El cronista Fray Juan Meléndez así lo describe: “Era de mediano cuerpo, el rostro blanco, las facciones menudas, de frente ancha, algo combada, partida con una vena gruesa que desde el nacimiento del cabello, del que era moderadamente calvo, descendía el entrecejo, las cejas pobladas, los ojos modestos y alegres, la nariz algo aguileña, las mejillas enjutas y rosadas, la barba espesa y negra”.

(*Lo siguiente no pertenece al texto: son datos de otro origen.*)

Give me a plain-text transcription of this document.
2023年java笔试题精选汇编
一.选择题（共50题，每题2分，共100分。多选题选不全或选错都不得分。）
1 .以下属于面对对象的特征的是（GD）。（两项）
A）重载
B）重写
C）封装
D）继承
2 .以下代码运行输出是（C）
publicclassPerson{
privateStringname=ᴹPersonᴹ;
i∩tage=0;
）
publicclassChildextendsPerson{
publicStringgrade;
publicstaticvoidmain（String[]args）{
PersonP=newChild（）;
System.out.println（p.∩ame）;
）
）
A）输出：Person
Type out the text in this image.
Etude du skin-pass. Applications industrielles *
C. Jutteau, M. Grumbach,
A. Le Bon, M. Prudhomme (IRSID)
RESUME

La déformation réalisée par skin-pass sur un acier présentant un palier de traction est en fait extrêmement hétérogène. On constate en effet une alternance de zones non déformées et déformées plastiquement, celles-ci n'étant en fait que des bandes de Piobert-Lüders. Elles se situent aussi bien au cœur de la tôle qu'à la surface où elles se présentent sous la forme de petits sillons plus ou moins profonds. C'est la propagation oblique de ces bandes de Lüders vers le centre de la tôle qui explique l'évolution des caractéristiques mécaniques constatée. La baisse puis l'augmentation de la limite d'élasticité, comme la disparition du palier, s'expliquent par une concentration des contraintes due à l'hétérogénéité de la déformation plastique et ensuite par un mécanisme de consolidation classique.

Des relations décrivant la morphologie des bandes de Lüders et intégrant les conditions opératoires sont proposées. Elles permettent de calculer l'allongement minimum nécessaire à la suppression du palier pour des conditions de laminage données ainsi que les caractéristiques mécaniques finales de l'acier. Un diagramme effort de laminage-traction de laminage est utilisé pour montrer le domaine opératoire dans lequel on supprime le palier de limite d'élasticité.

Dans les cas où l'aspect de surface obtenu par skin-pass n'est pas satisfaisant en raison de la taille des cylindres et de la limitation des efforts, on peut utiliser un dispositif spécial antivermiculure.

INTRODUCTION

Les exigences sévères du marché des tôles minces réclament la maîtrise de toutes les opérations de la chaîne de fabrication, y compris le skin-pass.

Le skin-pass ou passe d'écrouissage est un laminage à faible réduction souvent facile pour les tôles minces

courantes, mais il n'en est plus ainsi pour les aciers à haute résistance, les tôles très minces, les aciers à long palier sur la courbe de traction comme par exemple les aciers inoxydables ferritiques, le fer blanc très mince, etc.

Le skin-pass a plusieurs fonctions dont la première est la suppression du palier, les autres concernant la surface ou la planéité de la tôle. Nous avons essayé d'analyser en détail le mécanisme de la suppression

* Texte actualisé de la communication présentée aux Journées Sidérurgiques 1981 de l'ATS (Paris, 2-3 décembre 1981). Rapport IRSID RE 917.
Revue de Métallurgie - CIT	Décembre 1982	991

Su celda-habitación era pobrísima. Una tarima de madera cubierta con un cuero de buey le servía de cama, una frazada a los pies, una silla rústica para sentarse y un cajón viejo que usaba como ropero para guardar sus contadas pertenencias. Su único adorno era una imagen pintada sobre lienzo de Nuestra Señora de Belén que tenía a la cabecera de la cama.
Extenuadas sus fuerzas por el mismo fervor que lo iba consumiendo poco a poco, y por una vida siempre mortificada y penitente, no menos que por las continuas fatigas y frecuentes enfermedades que padecía, rindió su hermosa alma al Creador, el 16 de setiembre de 1645, a la edad de 60 años. Fue beatificado por Gregorio XVI el 22 de octubre de 1837 y canonizado por Paulo VI el 28 de setiembre de 1975.